DESCRIPTION OF SYMBOLS 10 Inkjet recording device 14 Recording medium 15 Recording surface 20 Conveyance part 21 Conveyance surface 30 Recording part 31K, 31M, 31Y, 31C Inkjet head 32 Nozzle 33 Discharge surface 34 Carriage 40 Moving part 41, 42 Pulley 43 Timing belt 46 Support part 50K, 50M, 50Y, 50C Main tank 51K, 51M, 51Y, 51C Supply tube 321 First nozzle 322 Second nozzle G3 Third interval LA First nozzle row LB Second nozzle row W1 First interval W2 Second interval W4 Width

Claims (2)

A plurality of nozzles for ejecting ink of the same color including a plurality of first nozzles and a plurality of second nozzles having the same diameter as the first nozzle are formed, and the ink is continuously ejected from each nozzle. An inkjet head,
A mounting portion including a mounting surface on which a recording medium on which an image is recorded by the ink continuously ejected from each nozzle is placed;
The plurality of first nozzles are aligned in a first direction at a first interval having a nozzle density of 25 npi or less and a center-to-center distance of 20.32 times or more of the diameter of the first nozzle to form a first nozzle row. And
The plurality of second nozzles are aligned in the first direction at the first interval to form a second nozzle row,
The first nozzle row and the second nozzle row are provided in a state where the center-to-center distance is adjacent to a second direction orthogonal to the first direction at a second interval equal to or greater than the first interval .

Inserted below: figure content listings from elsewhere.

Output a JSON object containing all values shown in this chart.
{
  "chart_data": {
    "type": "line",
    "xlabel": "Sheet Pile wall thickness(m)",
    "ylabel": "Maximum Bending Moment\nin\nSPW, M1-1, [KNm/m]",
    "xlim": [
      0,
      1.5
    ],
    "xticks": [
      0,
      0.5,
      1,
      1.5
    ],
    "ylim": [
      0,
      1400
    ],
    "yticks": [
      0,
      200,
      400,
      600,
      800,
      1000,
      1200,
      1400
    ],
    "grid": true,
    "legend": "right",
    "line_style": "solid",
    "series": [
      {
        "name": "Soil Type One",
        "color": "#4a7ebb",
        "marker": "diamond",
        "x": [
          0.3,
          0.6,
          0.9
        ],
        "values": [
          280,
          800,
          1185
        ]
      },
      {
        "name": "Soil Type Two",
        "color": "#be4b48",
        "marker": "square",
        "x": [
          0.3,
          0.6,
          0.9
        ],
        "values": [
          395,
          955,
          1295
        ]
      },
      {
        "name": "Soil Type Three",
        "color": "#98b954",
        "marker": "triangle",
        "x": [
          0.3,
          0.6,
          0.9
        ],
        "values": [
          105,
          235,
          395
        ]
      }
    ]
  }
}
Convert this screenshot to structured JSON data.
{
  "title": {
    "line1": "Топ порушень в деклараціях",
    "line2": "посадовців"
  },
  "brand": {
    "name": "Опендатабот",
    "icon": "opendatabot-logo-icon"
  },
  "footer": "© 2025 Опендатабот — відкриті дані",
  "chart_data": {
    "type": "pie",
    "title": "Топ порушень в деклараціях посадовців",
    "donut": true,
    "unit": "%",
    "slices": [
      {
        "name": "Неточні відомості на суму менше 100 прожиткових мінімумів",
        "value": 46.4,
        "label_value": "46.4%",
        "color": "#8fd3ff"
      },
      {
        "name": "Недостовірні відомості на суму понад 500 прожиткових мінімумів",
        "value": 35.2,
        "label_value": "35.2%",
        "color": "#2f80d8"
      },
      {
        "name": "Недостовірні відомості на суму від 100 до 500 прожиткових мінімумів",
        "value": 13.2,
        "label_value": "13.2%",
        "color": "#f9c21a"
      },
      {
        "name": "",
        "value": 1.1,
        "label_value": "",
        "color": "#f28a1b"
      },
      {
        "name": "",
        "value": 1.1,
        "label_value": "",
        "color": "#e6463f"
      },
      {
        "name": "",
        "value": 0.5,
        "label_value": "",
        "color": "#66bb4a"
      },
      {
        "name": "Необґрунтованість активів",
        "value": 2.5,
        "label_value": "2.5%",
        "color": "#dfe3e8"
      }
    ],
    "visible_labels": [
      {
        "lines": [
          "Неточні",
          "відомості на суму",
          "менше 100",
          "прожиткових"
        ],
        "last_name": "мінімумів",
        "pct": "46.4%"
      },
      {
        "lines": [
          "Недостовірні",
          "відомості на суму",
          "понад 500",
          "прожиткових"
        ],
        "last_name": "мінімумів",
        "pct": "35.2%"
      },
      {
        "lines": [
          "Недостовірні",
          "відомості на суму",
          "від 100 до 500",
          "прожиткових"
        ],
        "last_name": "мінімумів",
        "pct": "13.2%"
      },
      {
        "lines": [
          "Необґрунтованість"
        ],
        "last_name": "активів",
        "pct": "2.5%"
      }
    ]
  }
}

And a moving part for reciprocating the inkjet head in the second direction,
The inkjet head is
When the ink is continuously ejected from each nozzle while being moved in the second direction by the moving unit, the ink is driven by a driving signal having a driving frequency of 1 kHz or more and 20 kHz or less,
A third interval between the ejection surface of the inkjet head in which the plurality of nozzles are formed and the recording surface of the recording medium placed on the placement surface is 1 mm or more and 10 mm or less. Provided above,
In each of the nozzles, the ink of 45 pl or more and 90 pl or less is ejected by one ejection,
The placement unit intermittently moves the recording medium placed on the placement surface from one side to the other side in the first direction according to the movement of the inkjet head in the second direction by the moving unit. Inkjet recording apparatus that conveys optically. The ink-jet head, the third distance is greater than or equal to 3mm prior SL, is provided above the placement surface, the ink jet recording apparatus according to claim 1.